Selective serotonin reuptake inhibitors (SSRIs) are the most common antidepressants prescribed drugs for the treatment of major depressive, panic, anxiety, and obsessive-compulsive disorders. Citalopram, Sertraline, Fluoxetine, Fluvoxamine, and Paroxetine are SSRIs category; and inhibit the reuptake of serotonin into the presynaptic neuron (Mullins et al., 2005, Bialek et al., 2019).
Citalopram is metabolized to main metabolites such as didemethylcitalopram (DDCT) and demethylcitalopram (DCT) in the liver via N demethylation by cytochromes 2C19 (37%), 3A4 (34%), and 2D6 (28%). DCT bioactivity takes to 10 times less potent than citalopram. Sertraline is N-demethylated to the primary metabolite N-desmethylsertraline by the cytochromes P450 2D6(35%), 2C9(29%), 2B6(14%), 2C19(13%), and 3A4(9%)(Sit et al., 2008, Eap et al., 2021). The prominent roles of 2C19 and 2D6 in metabolism may complicate the study of 3A4 on the metabolism of these drugs.
The cytochromes P450 (CYPs) have widespread and common substrates, but some substrates are metabolized in clinical concentrations by a few of these enzymes, which circumstance can limit the phase I drug oxidation system. Approximately a dozen enzymes of 1, 2, and 3 CYP families are related to the metabolism of most drugs. The prediction of variable drug response and pharmacokinetics needs information about various factors that influence the expression and function of the responsible enzymes. Monogenic polymorphisms are very important in drug metabolism that explain a wide range of the variability for only a few CYPs enzymes; these enzymes are controlled by several factors, including extra polymorphisms in regulatory trans-genes and nongenetic host factors such as age, disease, sex, hormonal and other factors (Zanger and Schwab, 2013).
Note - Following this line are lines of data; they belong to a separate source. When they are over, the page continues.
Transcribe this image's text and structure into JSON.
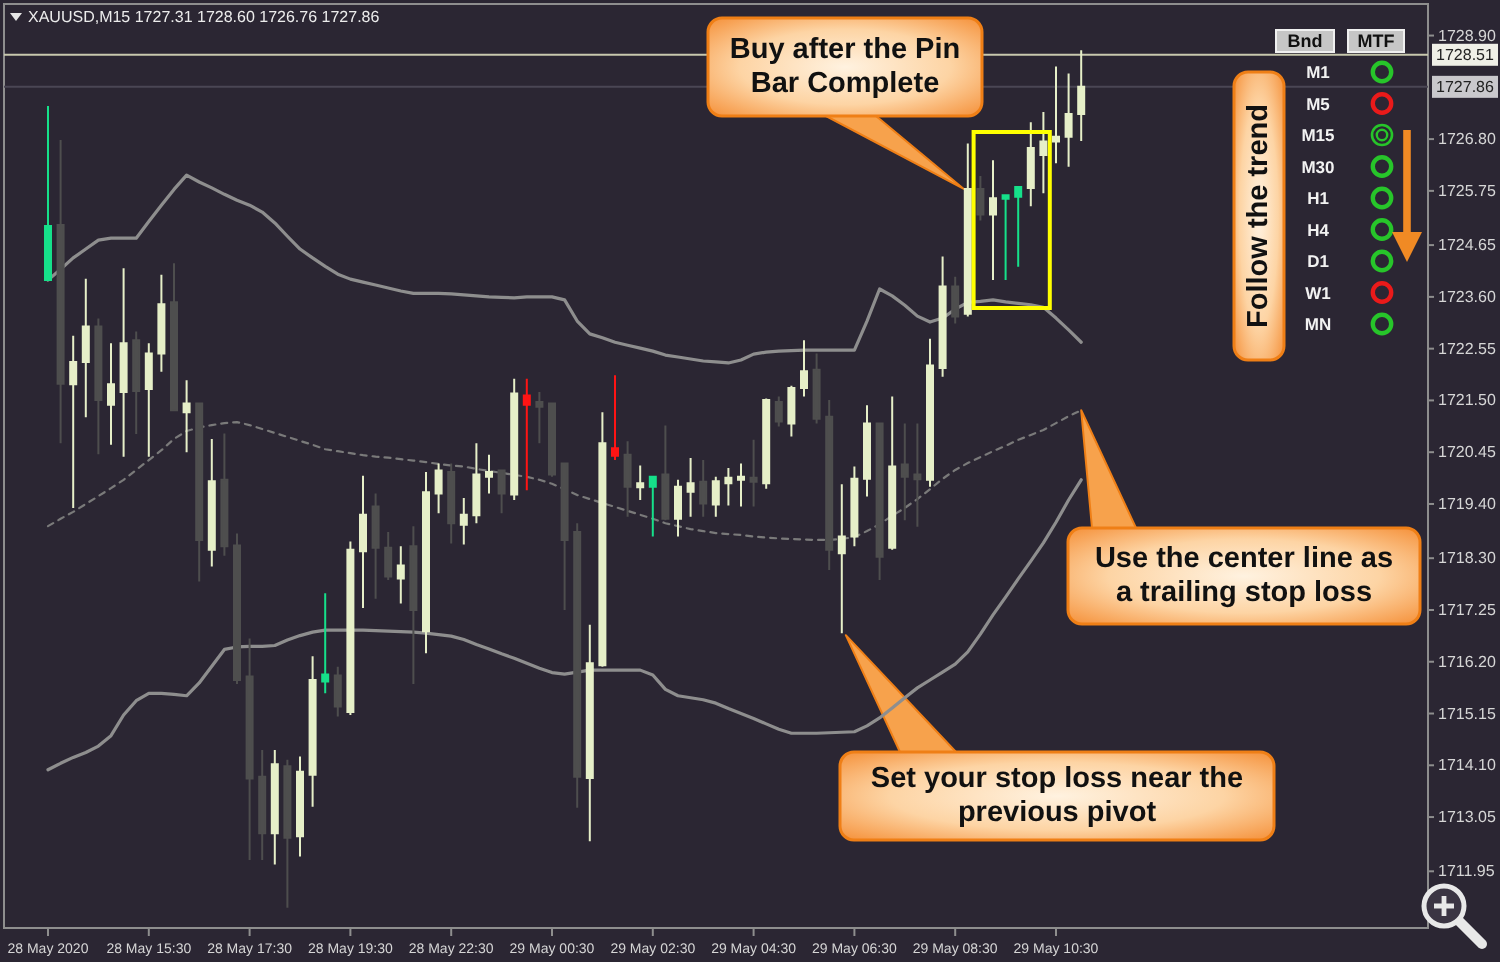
{
  "chart_data": {
    "type": "candlestick",
    "title": "XAUUSD,M15 1727.31 1728.60 1726.76 1727.86",
    "categories": [
      "28 May 2020",
      null,
      null,
      null,
      null,
      null,
      null,
      null,
      "28 May 15:30",
      null,
      null,
      null,
      null,
      null,
      null,
      null,
      "28 May 17:30",
      null,
      null,
      null,
      null,
      null,
      null,
      null,
      "28 May 19:30",
      null,
      null,
      null,
      null,
      null,
      null,
      null,
      "28 May 22:30",
      null,
      null,
      null,
      null,
      null,
      null,
      null,
      "29 May 00:30",
      null,
      null,
      null,
      null,
      null,
      null,
      null,
      "29 May 02:30",
      null,
      null,
      null,
      null,
      null,
      null,
      null,
      "29 May 04:30",
      null,
      null,
      null,
      null,
      null,
      null,
      null,
      "29 May 06:30",
      null,
      null,
      null,
      null,
      null,
      null,
      null,
      "29 May 08:30",
      null,
      null,
      null,
      null,
      null,
      null,
      null,
      "29 May 10:30",
      null,
      null
    ],
    "ohlc": [
      [
        1723.94,
        1727.47,
        1723.94,
        1725.04
      ],
      [
        1725.06,
        1726.78,
        1720.63,
        1721.84
      ],
      [
        1721.83,
        1722.81,
        1719.32,
        1722.28
      ],
      [
        1722.28,
        1723.97,
        1721.16,
        1723.0
      ],
      [
        1723.0,
        1723.16,
        1720.41,
        1721.51
      ],
      [
        1721.41,
        1722.66,
        1720.6,
        1721.83
      ],
      [
        1721.67,
        1724.18,
        1720.36,
        1722.66
      ],
      [
        1722.72,
        1722.9,
        1720.82,
        1721.69
      ],
      [
        1721.73,
        1722.66,
        1720.36,
        1722.45
      ],
      [
        1722.45,
        1724.05,
        1722.08,
        1723.45
      ],
      [
        1723.49,
        1724.28,
        1721.28,
        1721.3
      ],
      [
        1721.26,
        1721.91,
        1720.45,
        1721.44
      ],
      [
        1721.44,
        1721.44,
        1717.83,
        1718.67
      ],
      [
        1718.47,
        1720.72,
        1718.13,
        1719.86
      ],
      [
        1719.89,
        1720.83,
        1718.35,
        1718.54
      ],
      [
        1718.56,
        1718.8,
        1715.75,
        1715.83
      ],
      [
        1715.9,
        1716.67,
        1712.18,
        1713.83
      ],
      [
        1713.87,
        1714.41,
        1712.18,
        1712.72
      ],
      [
        1712.72,
        1714.41,
        1712.09,
        1714.12
      ],
      [
        1714.08,
        1714.21,
        1711.21,
        1712.63
      ],
      [
        1712.66,
        1714.28,
        1712.25,
        1713.97
      ],
      [
        1713.91,
        1716.31,
        1713.26,
        1715.83
      ],
      [
        1715.8,
        1717.59,
        1715.56,
        1715.94
      ],
      [
        1715.92,
        1716.1,
        1715.09,
        1715.29
      ],
      [
        1715.18,
        1718.64,
        1715.12,
        1718.47
      ],
      [
        1718.44,
        1719.97,
        1717.29,
        1719.18
      ],
      [
        1719.35,
        1719.61,
        1717.48,
        1718.51
      ],
      [
        1718.51,
        1718.83,
        1717.86,
        1717.93
      ],
      [
        1717.89,
        1718.54,
        1717.38,
        1718.15
      ],
      [
        1718.54,
        1718.95,
        1715.75,
        1717.25
      ],
      [
        1716.82,
        1720.05,
        1716.37,
        1719.64
      ],
      [
        1719.61,
        1720.22,
        1719.21,
        1720.08
      ],
      [
        1720.05,
        1720.22,
        1718.6,
        1719.01
      ],
      [
        1718.98,
        1719.52,
        1718.58,
        1719.18
      ],
      [
        1719.17,
        1720.63,
        1719.01,
        1720.0
      ],
      [
        1719.95,
        1720.4,
        1719.61,
        1720.05
      ],
      [
        1720.08,
        1720.09,
        1719.21,
        1719.61
      ],
      [
        1719.59,
        1721.94,
        1719.48,
        1721.64
      ],
      [
        1721.6,
        1721.94,
        1719.68,
        1721.41
      ],
      [
        1721.47,
        1721.67,
        1720.63,
        1721.37
      ],
      [
        1721.44,
        1721.44,
        1719.95,
        1720.0
      ],
      [
        1720.22,
        1720.22,
        1717.25,
        1718.67
      ],
      [
        1718.83,
        1719.01,
        1713.24,
        1713.87
      ],
      [
        1713.84,
        1716.95,
        1712.56,
        1716.17
      ],
      [
        1716.13,
        1721.26,
        1716.1,
        1720.63
      ],
      [
        1720.53,
        1722.01,
        1720.29,
        1720.38
      ],
      [
        1720.4,
        1720.67,
        1719.14,
        1719.75
      ],
      [
        1719.74,
        1720.18,
        1719.48,
        1719.82
      ],
      [
        1719.75,
        1719.95,
        1718.74,
        1719.95
      ],
      [
        1720.0,
        1720.99,
        1719.07,
        1719.1
      ],
      [
        1719.1,
        1719.89,
        1718.74,
        1719.75
      ],
      [
        1719.65,
        1720.33,
        1719.14,
        1719.82
      ],
      [
        1719.85,
        1720.29,
        1719.14,
        1719.41
      ],
      [
        1719.39,
        1719.95,
        1719.14,
        1719.86
      ],
      [
        1719.82,
        1720.13,
        1719.37,
        1719.93
      ],
      [
        1719.89,
        1720.22,
        1719.35,
        1719.95
      ],
      [
        1719.93,
        1720.7,
        1719.35,
        1719.85
      ],
      [
        1719.82,
        1721.54,
        1719.71,
        1721.51
      ],
      [
        1721.47,
        1721.58,
        1720.97,
        1721.07
      ],
      [
        1721.03,
        1721.8,
        1720.77,
        1721.75
      ],
      [
        1721.75,
        1722.72,
        1721.58,
        1722.09
      ],
      [
        1722.12,
        1722.45,
        1721.03,
        1721.13
      ],
      [
        1721.17,
        1721.51,
        1718.06,
        1718.47
      ],
      [
        1718.4,
        1719.8,
        1716.78,
        1718.74
      ],
      [
        1718.74,
        1720.16,
        1718.54,
        1719.91
      ],
      [
        1719.91,
        1721.4,
        1719.55,
        1721.03
      ],
      [
        1721.03,
        1721.03,
        1717.86,
        1718.33
      ],
      [
        1718.51,
        1721.58,
        1718.47,
        1720.16
      ],
      [
        1720.2,
        1721.03,
        1719.07,
        1719.95
      ],
      [
        1720.0,
        1721.03,
        1718.94,
        1719.9
      ],
      [
        1719.89,
        1722.75,
        1719.75,
        1722.21
      ],
      [
        1722.16,
        1724.42,
        1721.98,
        1723.81
      ],
      [
        1723.81,
        1724.01,
        1723.06,
        1723.2
      ],
      [
        1723.26,
        1726.71,
        1723.2,
        1725.79
      ],
      [
        1725.79,
        1726.05,
        1725.15,
        1725.27
      ],
      [
        1725.27,
        1726.37,
        1723.94,
        1725.6
      ],
      [
        1725.59,
        1725.66,
        1723.94,
        1725.66
      ],
      [
        1725.63,
        1725.83,
        1724.21,
        1725.83
      ],
      [
        1725.81,
        1727.14,
        1725.44,
        1726.62
      ],
      [
        1726.48,
        1727.35,
        1725.7,
        1726.75
      ],
      [
        1726.75,
        1728.27,
        1726.31,
        1726.85
      ],
      [
        1726.85,
        1728.13,
        1726.24,
        1727.31
      ],
      [
        1727.31,
        1728.6,
        1726.76,
        1727.86
      ]
    ],
    "colors": [
      "#16e08a",
      "#4e4e4e",
      "#e6efc8",
      "#e6efc8",
      "#4e4e4e",
      "#e6efc8",
      "#e6efc8",
      "#4e4e4e",
      "#e6efc8",
      "#e6efc8",
      "#4e4e4e",
      "#e6efc8",
      "#4e4e4e",
      "#e6efc8",
      "#4e4e4e",
      "#4e4e4e",
      "#4e4e4e",
      "#4e4e4e",
      "#e6efc8",
      "#4e4e4e",
      "#e6efc8",
      "#e6efc8",
      "#16e08a",
      "#4e4e4e",
      "#e6efc8",
      "#e6efc8",
      "#4e4e4e",
      "#4e4e4e",
      "#e6efc8",
      "#4e4e4e",
      "#e6efc8",
      "#e6efc8",
      "#4e4e4e",
      "#e6efc8",
      "#e6efc8",
      "#e6efc8",
      "#4e4e4e",
      "#e6efc8",
      "#ff1414",
      "#4e4e4e",
      "#4e4e4e",
      "#4e4e4e",
      "#4e4e4e",
      "#e6efc8",
      "#e6efc8",
      "#ff1414",
      "#4e4e4e",
      "#e6efc8",
      "#16e08a",
      "#4e4e4e",
      "#e6efc8",
      "#e6efc8",
      "#4e4e4e",
      "#e6efc8",
      "#e6efc8",
      "#e6efc8",
      "#4e4e4e",
      "#e6efc8",
      "#4e4e4e",
      "#e6efc8",
      "#e6efc8",
      "#4e4e4e",
      "#4e4e4e",
      "#e6efc8",
      "#e6efc8",
      "#e6efc8",
      "#4e4e4e",
      "#e6efc8",
      "#4e4e4e",
      "#4e4e4e",
      "#e6efc8",
      "#e6efc8",
      "#4e4e4e",
      "#e6efc8",
      "#4e4e4e",
      "#e6efc8",
      "#16e08a",
      "#16e08a",
      "#e6efc8",
      "#e6efc8",
      "#e6efc8",
      "#e6efc8",
      "#e6efc8"
    ],
    "series": [
      {
        "type": "line",
        "color": "#8e8e8e",
        "values": [
          1723.94,
          1724.16,
          1724.39,
          1724.57,
          1724.75,
          1724.79,
          1724.79,
          1724.79,
          1725.13,
          1725.46,
          1725.78,
          1726.07,
          1725.93,
          1725.81,
          1725.68,
          1725.56,
          1725.46,
          1725.32,
          1725.1,
          1724.83,
          1724.57,
          1724.39,
          1724.22,
          1724.06,
          1723.96,
          1723.9,
          1723.84,
          1723.78,
          1723.72,
          1723.67,
          1723.67,
          1723.67,
          1723.66,
          1723.64,
          1723.62,
          1723.6,
          1723.59,
          1723.58,
          1723.6,
          1723.6,
          1723.6,
          1723.54,
          1723.11,
          1722.85,
          1722.77,
          1722.68,
          1722.62,
          1722.56,
          1722.5,
          1722.42,
          1722.38,
          1722.34,
          1722.3,
          1722.28,
          1722.26,
          1722.32,
          1722.44,
          1722.48,
          1722.5,
          1722.51,
          1722.52,
          1722.52,
          1722.52,
          1722.52,
          1722.52,
          1723.11,
          1723.76,
          1723.62,
          1723.43,
          1723.21,
          1723.09,
          1723.17,
          1723.35,
          1723.49,
          1723.51,
          1723.54,
          1723.5,
          1723.47,
          1723.44,
          1723.39,
          1723.17,
          1722.93,
          1722.68
        ]
      },
      {
        "type": "line",
        "color": "#7a7a7a",
        "line_style": "dashed",
        "values": [
          1718.95,
          1719.1,
          1719.24,
          1719.4,
          1719.56,
          1719.72,
          1719.89,
          1720.09,
          1720.29,
          1720.49,
          1720.72,
          1720.88,
          1720.95,
          1721.0,
          1721.04,
          1721.06,
          1721.0,
          1720.92,
          1720.84,
          1720.76,
          1720.68,
          1720.6,
          1720.51,
          1720.47,
          1720.43,
          1720.39,
          1720.36,
          1720.34,
          1720.31,
          1720.28,
          1720.25,
          1720.21,
          1720.18,
          1720.16,
          1720.11,
          1720.07,
          1720.03,
          1719.99,
          1719.95,
          1719.89,
          1719.81,
          1719.7,
          1719.58,
          1719.5,
          1719.42,
          1719.34,
          1719.26,
          1719.18,
          1719.1,
          1719.01,
          1718.95,
          1718.89,
          1718.85,
          1718.81,
          1718.79,
          1718.77,
          1718.74,
          1718.72,
          1718.7,
          1718.69,
          1718.68,
          1718.67,
          1718.67,
          1718.69,
          1718.73,
          1718.85,
          1718.99,
          1719.16,
          1719.32,
          1719.5,
          1719.7,
          1719.91,
          1720.09,
          1720.23,
          1720.35,
          1720.47,
          1720.58,
          1720.7,
          1720.8,
          1720.9,
          1721.04,
          1721.18,
          1721.3
        ]
      },
      {
        "type": "line",
        "color": "#8e8e8e",
        "values": [
          1714.01,
          1714.14,
          1714.26,
          1714.36,
          1714.49,
          1714.7,
          1715.12,
          1715.41,
          1715.56,
          1715.56,
          1715.54,
          1715.51,
          1715.77,
          1716.11,
          1716.45,
          1716.5,
          1716.51,
          1716.51,
          1716.53,
          1716.64,
          1716.73,
          1716.8,
          1716.84,
          1716.84,
          1716.84,
          1716.84,
          1716.83,
          1716.82,
          1716.81,
          1716.8,
          1716.78,
          1716.75,
          1716.72,
          1716.65,
          1716.55,
          1716.46,
          1716.36,
          1716.27,
          1716.17,
          1716.07,
          1715.98,
          1715.95,
          1715.99,
          1716.03,
          1716.03,
          1716.03,
          1716.03,
          1716.03,
          1715.93,
          1715.64,
          1715.51,
          1715.47,
          1715.43,
          1715.36,
          1715.25,
          1715.15,
          1715.05,
          1714.94,
          1714.83,
          1714.75,
          1714.75,
          1714.75,
          1714.76,
          1714.77,
          1714.78,
          1714.9,
          1715.06,
          1715.26,
          1715.47,
          1715.67,
          1715.83,
          1715.99,
          1716.15,
          1716.4,
          1716.76,
          1717.15,
          1717.51,
          1717.88,
          1718.24,
          1718.61,
          1719.03,
          1719.48,
          1719.89
        ]
      }
    ],
    "ylim": [
      1710.8,
      1729.54
    ],
    "yticks": [
      {
        "value": 1728.9,
        "label": "1728.90"
      },
      {
        "value": 1726.8,
        "label": "1726.80"
      },
      1725.75,
      1724.65,
      {
        "value": 1723.6,
        "label": "1723.60"
      },
      1722.55,
      {
        "value": 1721.5,
        "label": "1721.50"
      },
      1720.45,
      {
        "value": 1719.4,
        "label": "1719.40"
      },
      {
        "value": 1718.3,
        "label": "1718.30"
      },
      1717.25,
      {
        "value": 1716.2,
        "label": "1716.20"
      },
      1715.15,
      {
        "value": 1714.1,
        "label": "1714.10"
      },
      1713.05,
      1711.95
    ],
    "ref_lines": [
      {
        "axis": "y",
        "value": 1728.51,
        "label": "1728.51",
        "color": "#c8c8ae"
      },
      {
        "axis": "y",
        "value": 1727.86,
        "label": "1727.86",
        "color": "#4a4654"
      }
    ],
    "annotations": [
      "Buy after the Pin Bar Complete",
      "Follow the trend",
      "Use the center line as a trailing stop loss",
      "Set your stop loss near the previous pivot",
      "Bnd",
      "MTF",
      "M1",
      "M5",
      "M15",
      "M30",
      "H1",
      "H4",
      "D1",
      "W1",
      "MN"
    ]
  }
}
CYP3A4 mRNA levels were reduced in the T-variant allele compared to the C wild-type allele. Evaluation of mRNA levels of 93 liver samples showed the effect of the CYP3A4*22 allele on hepatic expression. Wild-type genotype of Livers (CYP3A4*1/*1- CC), compere to CYP3A4*22 (CT or TT) variant allele, showed 1.7-fold higher mRNA levels (95% CI: 1.1–1.8; p = 0.028). Generally, Wang showed a two-fold increase in the expression of non-functional CYP3A4 compared to the wild-type genotype (Wang and Sadee, 2016, Elens et al., 2013).
Inter-individual genetic variation or polymorphism of CYP P450 can affect drug metabolism, which can disrupt the treatment process of patients. Therefore, the presence of CYP3A4*22 can have an important role in this variation and metabolism of drugs. This way, the pharmacogenetics study and identification of genetic biomarkers improve the treatment process and minimize adverse drug reactions (Abubakar et al., 2018, Van Der Perk et al., 2021).
Since antidepressants (especially SSRIs) are mostly metabolized by CYP3A4, this variation can alter the rate of metabolism of these drugs and, subsequently, the treatment process. In this study, we aimed to check CYP3A4*22 polymorphism as an important allele in drug metabolism influences and its relation with the cure rates of depressed patients receiving citalopram and sertraline in the Iranian population.